As the story goes on, though, that list becomes a burden. It slips away from me as Raya’s powers spin out of control. The pace at which I’m checking off tasks grinds to a frustrating halt. Later, I find that some of those tasks become corrupted by Raya’s powers, with something like “throw a party” taking a dark turn. The more Raya tries to take control of the future, the more she inadvertently perverts it. If A Space for the Unbound has an antagonist, it’s the bucket list and its strict set of objectives that create narrative anxiety.
There’s an added gameplay twist in the form of “spacediving.” Early on, Atma gains the power to jump into characters’ psyches and solve their problems by completing puzzles. Those are simple early on, like helping a tired character finally get sleep by closing a window and shutting off a lamp in their mind. That too becomes more complex though, making for some tricky late game puzzles that had me taking notes.
Everything in A Space for the Unbound comes back to the idea of control and how the struggle to regain it can make life more complicated. That unfortunately winds up being a little true of the game’s own story too. Its clear narrative spins out of control in its final act, as it evolves into an meandering supernatural narrative stuffed to the brim with angsty philosophical platitudes. In particular, its finale gives The Lord of the Ring: Return of the King a run for its money, with an overworked gauntlet of endings that twist Raya’s story into a pretzel. I left my playthrough wishing the story had taken its own advice and resisted the urge to tie everything up so neatly.

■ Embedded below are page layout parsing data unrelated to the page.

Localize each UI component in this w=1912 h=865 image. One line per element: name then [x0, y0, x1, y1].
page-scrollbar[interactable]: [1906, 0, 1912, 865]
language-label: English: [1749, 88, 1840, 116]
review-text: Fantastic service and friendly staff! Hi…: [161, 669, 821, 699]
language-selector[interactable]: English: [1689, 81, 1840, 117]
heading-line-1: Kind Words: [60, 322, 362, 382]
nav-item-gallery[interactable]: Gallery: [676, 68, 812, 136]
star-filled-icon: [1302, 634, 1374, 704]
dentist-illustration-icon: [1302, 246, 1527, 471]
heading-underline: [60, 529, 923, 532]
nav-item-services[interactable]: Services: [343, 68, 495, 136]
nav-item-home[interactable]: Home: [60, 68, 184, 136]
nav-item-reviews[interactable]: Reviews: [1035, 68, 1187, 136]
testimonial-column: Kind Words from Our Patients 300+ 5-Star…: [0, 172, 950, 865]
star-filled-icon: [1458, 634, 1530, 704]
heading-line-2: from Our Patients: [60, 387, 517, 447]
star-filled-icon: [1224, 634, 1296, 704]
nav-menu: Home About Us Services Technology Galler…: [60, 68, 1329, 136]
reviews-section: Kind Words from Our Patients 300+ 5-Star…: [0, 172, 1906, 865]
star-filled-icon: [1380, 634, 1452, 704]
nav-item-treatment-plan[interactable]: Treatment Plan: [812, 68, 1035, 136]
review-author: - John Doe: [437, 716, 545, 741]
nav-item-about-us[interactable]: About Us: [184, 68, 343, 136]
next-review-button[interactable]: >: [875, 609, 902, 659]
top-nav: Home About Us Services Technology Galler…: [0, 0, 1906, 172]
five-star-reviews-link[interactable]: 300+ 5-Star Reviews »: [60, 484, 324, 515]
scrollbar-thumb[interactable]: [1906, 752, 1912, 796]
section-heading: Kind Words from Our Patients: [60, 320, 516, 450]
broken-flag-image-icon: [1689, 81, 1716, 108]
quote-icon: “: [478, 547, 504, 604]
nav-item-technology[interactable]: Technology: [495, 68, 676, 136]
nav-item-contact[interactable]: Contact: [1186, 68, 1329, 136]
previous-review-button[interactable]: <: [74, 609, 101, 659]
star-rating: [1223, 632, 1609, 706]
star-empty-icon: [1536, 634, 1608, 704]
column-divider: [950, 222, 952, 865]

Though I was left feeling a bit exhausted by the 10-hour experience, A Space for the Unbound is the kind of game I wish I had played as a teenager. Rather than talking down to young adults, it empathizes with their anxiety. It visualizes how high-stakes those emotions can feel in the moment by using the language of supernatural fantasy. Sometimes, the end of high school truly does feel like an impending cataclysm, but A Space for the Unbound gently reminds its players that life goes on if you let it.
A Space for the Unbound launches on January 19 for PC, PlayStation 4, PS5, Xbox One, Xbox Series X/S, and Nintendo Switch.